What's in a name? For polar bears, a lot. While their common name identifies the extreme habitat they live in, their Latin name – Ursus maritimus – reminds us that unlike all other bears, these giant white carnivores rely on a marine diet. Adult seals are a perfect meal for the meat-loving bears because they are chock-full of calorie-rich blubber and polar bears are well adapted for hunting this prey, voyaging onto sea ice and lurking by air holes, ready to ambush a seal when it surfaces to breathe. Unfortunately, the sea ice is now thinner, sparser and breaks up sooner in the spring due to climate change, and the rapidly declining polar bear populations are thought to be a direct consequence of these changes to their hunting grounds. Although this explanation for population decline is certainly logical, so far the only data to support these claims are from captive animals or are extrapolated from other carnivorous species. No one actually knows how active polar bears are on sea ice, how much energy they expend navigating the ice flows and whether they actually catch enough seals to satisfy their energy needs. So, scientists from the US Geological Survey, University of California Santa Cruz and San Diego Zoo Global teamed up to learn more about what it takes to be a top Arctic predator when your world is melting away.

The team captured and tranquilized nine adult female polar bears on the Alaskan coast, then weighed each bear and collected a blood sample. Next, the researchers injected each bear with modified water that was made of unique hydrogen and oxygen ions that distinguish it from regular water. The researchers planned to quantify how many of these unique ions remained in the bears at the end of their study and to use these numbers to calculate how much energy each bear spent on the sea ice. Finally, the researchers attached a video GPS collar to each bear to record the location and activities of the charismatic beasts throughout the study period before releasing them.

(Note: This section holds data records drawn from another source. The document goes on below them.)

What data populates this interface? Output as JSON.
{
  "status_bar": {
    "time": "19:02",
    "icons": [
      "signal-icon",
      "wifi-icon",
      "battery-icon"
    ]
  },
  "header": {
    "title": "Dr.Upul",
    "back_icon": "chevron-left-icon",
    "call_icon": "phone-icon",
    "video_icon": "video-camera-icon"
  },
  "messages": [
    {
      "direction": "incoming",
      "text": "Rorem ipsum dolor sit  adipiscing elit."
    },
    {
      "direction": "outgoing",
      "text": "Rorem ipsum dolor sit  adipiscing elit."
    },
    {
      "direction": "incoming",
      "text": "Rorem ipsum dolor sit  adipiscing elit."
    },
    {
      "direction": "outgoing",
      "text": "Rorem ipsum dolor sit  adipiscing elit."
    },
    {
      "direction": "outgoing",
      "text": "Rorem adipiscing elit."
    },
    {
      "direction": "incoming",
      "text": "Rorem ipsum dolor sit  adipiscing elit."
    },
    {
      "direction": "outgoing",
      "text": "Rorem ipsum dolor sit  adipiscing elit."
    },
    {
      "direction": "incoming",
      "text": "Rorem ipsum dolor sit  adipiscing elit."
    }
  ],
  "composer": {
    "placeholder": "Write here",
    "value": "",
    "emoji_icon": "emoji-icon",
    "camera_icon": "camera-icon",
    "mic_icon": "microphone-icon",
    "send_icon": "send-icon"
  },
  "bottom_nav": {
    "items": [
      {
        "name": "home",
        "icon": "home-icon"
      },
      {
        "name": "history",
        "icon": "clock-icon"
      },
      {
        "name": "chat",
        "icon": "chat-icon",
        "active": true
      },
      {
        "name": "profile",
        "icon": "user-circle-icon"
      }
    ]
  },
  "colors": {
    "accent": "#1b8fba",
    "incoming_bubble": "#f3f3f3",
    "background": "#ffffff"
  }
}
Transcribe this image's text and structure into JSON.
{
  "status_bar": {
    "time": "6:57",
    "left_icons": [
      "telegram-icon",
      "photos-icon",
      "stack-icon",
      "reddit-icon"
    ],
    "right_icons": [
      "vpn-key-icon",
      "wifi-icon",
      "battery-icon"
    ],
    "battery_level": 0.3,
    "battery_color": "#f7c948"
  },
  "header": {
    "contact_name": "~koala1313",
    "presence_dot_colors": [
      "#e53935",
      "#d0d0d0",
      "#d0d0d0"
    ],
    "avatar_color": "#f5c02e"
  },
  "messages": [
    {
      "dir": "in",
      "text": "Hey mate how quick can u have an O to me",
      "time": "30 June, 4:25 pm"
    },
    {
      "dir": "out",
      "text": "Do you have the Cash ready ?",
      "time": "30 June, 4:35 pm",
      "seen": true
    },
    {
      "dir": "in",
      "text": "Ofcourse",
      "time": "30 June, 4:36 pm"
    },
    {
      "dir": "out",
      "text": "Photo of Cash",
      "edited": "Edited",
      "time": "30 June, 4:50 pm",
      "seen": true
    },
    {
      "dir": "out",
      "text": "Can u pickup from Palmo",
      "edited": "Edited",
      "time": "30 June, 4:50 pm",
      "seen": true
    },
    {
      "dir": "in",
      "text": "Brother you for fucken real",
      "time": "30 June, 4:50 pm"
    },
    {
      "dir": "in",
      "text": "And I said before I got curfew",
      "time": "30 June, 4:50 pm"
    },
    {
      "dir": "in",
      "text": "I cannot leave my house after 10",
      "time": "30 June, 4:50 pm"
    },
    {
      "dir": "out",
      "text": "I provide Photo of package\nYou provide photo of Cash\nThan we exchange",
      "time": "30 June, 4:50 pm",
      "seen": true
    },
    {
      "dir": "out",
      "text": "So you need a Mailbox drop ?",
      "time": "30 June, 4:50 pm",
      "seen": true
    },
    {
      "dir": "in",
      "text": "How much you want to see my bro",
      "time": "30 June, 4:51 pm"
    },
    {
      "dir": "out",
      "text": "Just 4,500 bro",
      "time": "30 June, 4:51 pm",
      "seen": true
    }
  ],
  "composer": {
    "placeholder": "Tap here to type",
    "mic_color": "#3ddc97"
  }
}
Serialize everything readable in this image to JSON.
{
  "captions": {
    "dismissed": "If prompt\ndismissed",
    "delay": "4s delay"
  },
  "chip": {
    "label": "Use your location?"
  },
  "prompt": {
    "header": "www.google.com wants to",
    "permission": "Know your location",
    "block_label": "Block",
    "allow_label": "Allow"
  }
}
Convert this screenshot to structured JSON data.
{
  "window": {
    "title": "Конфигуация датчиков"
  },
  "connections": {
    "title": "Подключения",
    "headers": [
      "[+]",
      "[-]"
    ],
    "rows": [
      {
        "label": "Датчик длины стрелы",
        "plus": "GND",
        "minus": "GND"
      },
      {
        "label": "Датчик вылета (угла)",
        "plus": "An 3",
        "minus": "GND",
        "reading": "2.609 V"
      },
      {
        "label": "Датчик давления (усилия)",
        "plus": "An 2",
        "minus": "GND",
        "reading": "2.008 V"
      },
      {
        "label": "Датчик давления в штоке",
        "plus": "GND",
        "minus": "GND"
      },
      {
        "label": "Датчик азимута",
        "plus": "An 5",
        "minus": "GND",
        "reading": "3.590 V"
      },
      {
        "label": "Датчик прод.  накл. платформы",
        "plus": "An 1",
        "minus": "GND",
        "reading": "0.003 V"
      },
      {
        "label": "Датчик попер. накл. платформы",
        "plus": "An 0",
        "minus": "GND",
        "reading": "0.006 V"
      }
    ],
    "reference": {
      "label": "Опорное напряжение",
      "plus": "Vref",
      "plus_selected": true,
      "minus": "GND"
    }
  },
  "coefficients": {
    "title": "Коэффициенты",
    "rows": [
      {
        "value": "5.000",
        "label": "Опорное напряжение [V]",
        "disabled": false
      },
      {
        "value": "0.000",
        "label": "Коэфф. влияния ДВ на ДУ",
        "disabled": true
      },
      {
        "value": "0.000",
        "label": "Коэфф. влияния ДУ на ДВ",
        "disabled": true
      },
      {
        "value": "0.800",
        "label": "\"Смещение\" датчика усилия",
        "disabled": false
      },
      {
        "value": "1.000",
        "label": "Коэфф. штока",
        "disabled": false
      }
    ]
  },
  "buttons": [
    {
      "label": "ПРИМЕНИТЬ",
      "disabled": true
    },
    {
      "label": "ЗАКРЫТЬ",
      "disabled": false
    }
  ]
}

After about 10 days, the bears were located on the sea ice and recaptured. The researchers re-weighed the bears and collected more blood, removed the collars and freed the bears before heading back to the lab to analyse their data. After reviewing the GPS and video footage and analysing the blood, the researchers discovered that polar bears move around a lot on the sea ice, burning thousands of calories as they go. In fact, the team learned that polar bears have a higher metabolic rate than previously estimated and that each bear needed to eat one fat adult seal every 10 days just to meet its basic energy needs, let alone have enough fuel left over to gain weight, reproduce or raise cubs! Yet few of the bears in their study managed to catch adult seals, or any other food for that matter, and they lost weight as a result. As sea ice continues to dwindle, catching that fatty meal will become even harder for these Arctic predators.

This study is the first to bring us out onto the ice with the polar bears; to live and hunt and breathe alongside them; to understand their world and the challenges they face. The numbers are solid – the ice is not.